Tisdale had not foreseen the personal drift to the conversation. And it had not occurred to him he was unobserved; the balcony light was directly over him, and he had waited, expecting they would come through to the porch, to speak to them. Now he saw that from where they had stopped in the brilliant interior, his figure must have blended into the background of hemlock boughs. If they had given him any thought, they had believed he had gone down with Elizabeth and the lieutenant. To have apologized, made himself known, after he grasped the significance of the situation, would only have resulted in embarrassment to them all. He allowed them time to reach the floor below. But the heat rose in his face. And suddenly, as his mind ran back over that interview in the bows of the Aquila, his question in regard to Foster seemed gross. Still, still, she had said she did "not care to marry again." That one fact radiated subconsciously through the puzzling thoughts that baffled him.
Behind him a few splendid chords rolled through the hall to the vaulted roof, then pealed forth the overture from Martha. That had been Weatherbee's favorite opera. Sometimes on long Arctic nights, when they were recalling old times and old songs, he himself had taken Plunkett's part to David's Lionel. He could see that cabin now, the door set wide, while their voices stormed the white silence under the near Yukon stars. His eyes gathered their absent expression. It was as though he looked beyond the park, far and away into other vast solitudes; saw once more the cliffs of Nanatuk looming through fog and heard clearly, booming across the ice, the great, familiar baritone.

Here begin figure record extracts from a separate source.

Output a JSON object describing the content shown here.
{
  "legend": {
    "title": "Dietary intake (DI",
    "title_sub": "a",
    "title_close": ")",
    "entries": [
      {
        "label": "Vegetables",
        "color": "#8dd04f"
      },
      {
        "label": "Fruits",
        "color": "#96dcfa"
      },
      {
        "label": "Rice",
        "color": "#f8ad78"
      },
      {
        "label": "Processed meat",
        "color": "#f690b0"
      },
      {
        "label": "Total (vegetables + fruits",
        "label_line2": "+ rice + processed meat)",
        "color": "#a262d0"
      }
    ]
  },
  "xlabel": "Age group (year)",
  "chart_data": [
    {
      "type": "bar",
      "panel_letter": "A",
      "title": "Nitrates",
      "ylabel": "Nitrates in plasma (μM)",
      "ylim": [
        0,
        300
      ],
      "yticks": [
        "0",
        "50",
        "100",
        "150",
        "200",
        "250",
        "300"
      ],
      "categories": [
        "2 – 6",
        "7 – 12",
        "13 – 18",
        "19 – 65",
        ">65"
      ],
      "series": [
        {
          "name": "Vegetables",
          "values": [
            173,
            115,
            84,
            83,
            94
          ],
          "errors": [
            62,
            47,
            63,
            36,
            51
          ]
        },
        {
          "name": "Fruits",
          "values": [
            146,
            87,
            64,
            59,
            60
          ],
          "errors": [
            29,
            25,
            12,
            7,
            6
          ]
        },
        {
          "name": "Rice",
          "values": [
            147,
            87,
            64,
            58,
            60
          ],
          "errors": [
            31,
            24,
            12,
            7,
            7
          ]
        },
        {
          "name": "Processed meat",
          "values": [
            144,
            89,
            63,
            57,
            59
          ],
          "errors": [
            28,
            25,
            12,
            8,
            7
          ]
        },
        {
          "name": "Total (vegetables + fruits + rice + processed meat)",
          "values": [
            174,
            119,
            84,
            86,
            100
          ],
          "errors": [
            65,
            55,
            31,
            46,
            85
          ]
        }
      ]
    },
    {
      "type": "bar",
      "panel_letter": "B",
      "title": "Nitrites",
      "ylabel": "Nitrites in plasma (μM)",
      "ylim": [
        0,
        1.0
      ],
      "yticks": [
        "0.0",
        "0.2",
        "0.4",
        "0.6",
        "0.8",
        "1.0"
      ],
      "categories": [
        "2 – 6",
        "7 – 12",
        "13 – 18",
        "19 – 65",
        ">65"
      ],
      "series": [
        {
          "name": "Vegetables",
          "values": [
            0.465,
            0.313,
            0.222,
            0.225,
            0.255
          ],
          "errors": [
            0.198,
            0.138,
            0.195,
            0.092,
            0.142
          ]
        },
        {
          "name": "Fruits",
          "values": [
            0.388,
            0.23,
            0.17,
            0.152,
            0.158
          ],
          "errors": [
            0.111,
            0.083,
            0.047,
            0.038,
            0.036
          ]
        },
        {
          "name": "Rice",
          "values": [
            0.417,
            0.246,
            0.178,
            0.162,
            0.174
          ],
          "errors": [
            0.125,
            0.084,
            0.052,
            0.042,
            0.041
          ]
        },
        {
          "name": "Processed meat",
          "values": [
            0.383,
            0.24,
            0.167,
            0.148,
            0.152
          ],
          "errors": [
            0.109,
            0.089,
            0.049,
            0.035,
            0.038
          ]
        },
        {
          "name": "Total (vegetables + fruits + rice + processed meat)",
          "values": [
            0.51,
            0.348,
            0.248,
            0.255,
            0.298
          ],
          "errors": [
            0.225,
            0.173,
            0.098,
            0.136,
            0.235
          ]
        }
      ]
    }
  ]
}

The notes of the organ ceased. Tisdale stirred like a man roused from sleep. He turned and started through to the gallery. A woman's voice, without accompaniment, was singing Martha's immortal aria, The Last Rose of Summer. It was beautiful. The strains, sweet and rich, flooded the hall and pervaded the upper rooms. Looking down from the railing, he saw Elizabeth and the lieutenant at the entrance below. The men who had installed the organ, were listening too, at the end of the hall, while beyond the open door the crew of the Aquila waited to carry the master aboard. As he reached the top of the stairs, Mrs. Feversham appeared, seated near the invalid in the center of the hall, and finally, as he came to the first landing, there was the diva herself, acknowledging the applause, sweeping backward with charming exaggeration from the front of the stage.
"Bravo!" shouted Frederic. "Bravo! Encore!" She took the vacant seat at the organ, and the great notes of the Good-night chorus rolled to the rafters. Responding to her nodding invitation, the voices of the audience joined her own. It was inspiring. Tisdale stopped on the landing and involuntarily he caught up his old part.
"Tho' no prayer of mine can move thee
Yet I wish thee sweet good night;
Now good night, good night, good night!"
She looked up in quick surprise; her hands stumbled a little on the keys and, singing on, she subdued her voice to listen to his. Then, hesitating a little over the first chords, she began the final prelude, and Tisdale, waiting, heard her voice waver and float out soft and full:
"Ah, will Heaven indeed forgive me."
Her face was still lifted to him. It was as though her soul rose in direct appeal to him, and in that moment all his great heart went down to her in response.